More than $530 million was collected in fraudulent transactions last financial year, most of them through credit, debit and charge cards, the Australian Payments Clearing Association revealed in its latest report.
The authority reported almost 2.67 million incidences of fraud, or 7320 dodgy transactions every single day. Even more worrying is the fact that the amount illegally taken from accounts has virtually doubled in just five years, and continues to trend upwards.
With identity theft, internet scams and skimming on the rise, there has never been a more important time to check your debit and credit statements thoroughly and regularly.
If you discover a suspicious transaction, call your bank or credit union immediately so they can block the card from being used. If you suspect money has been taken from your account in an EFTPOS transaction, contact your banking provider.
The procedure to dispute a transaction varies slightly between institutions, but generally they will ask you to:
- Try to resolve the issue with the merchant, if you remember shopping there before.
- If the merchant is not familiar, check your receipts to see if you can match up the amount charged with a purchase you have made. Often, merchants use different business names to the trading name you are used to seeing on their shopfront.
- If you can’t recall making a particular purchase and you keep a diary, check the latter in case it prompts your memory about the transaction.
- When all else fails to uncover why a transaction appears on your account, contact your bank immediately. If you discover a discrepancy at a later date, you have 210 days to dispute it.
You can kick off a disputed transaction online through the website of your institution or call them. Banks may take up to 90 days to rectify an illegal entry. If their investigation proves that you were scammed, you can expect to receive a full refund from the bank.
Banks tend to take care of all inquiries and investigations into a disputed transaction. If they succeed in retrieving proof of purchase from the merchant, they will forward it to you. You then have 14 days to confirm the purchase or continue with the dispute.

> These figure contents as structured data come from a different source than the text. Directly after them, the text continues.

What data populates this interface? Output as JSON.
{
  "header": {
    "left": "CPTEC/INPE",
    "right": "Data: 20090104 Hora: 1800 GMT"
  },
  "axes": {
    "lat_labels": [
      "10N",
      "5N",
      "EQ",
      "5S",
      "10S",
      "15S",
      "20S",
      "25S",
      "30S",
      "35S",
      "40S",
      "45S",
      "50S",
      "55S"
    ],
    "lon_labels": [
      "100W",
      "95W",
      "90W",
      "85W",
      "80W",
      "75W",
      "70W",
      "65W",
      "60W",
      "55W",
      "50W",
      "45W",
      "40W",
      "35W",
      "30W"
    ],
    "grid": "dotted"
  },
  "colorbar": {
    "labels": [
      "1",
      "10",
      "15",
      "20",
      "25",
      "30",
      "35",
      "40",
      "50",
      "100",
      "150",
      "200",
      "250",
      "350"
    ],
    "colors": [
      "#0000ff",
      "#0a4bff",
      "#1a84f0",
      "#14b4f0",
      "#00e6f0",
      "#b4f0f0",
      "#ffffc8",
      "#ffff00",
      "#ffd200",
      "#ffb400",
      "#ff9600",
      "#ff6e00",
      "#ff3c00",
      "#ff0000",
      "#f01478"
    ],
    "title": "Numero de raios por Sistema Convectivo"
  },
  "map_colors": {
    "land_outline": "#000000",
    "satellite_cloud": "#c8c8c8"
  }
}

If you do not accept the merchant’s detailed receipt, then your bank may ask you for further documentation.
For tips on minimising the risk of your account being scammed, visit the MoneySmart website. The site also has a video showing you how to recognise an ATM machine that has been tampered with in order to steal your credit card details.
Have you ever been scammed? If so, was your bank cooperative? How did you go about getting a refund?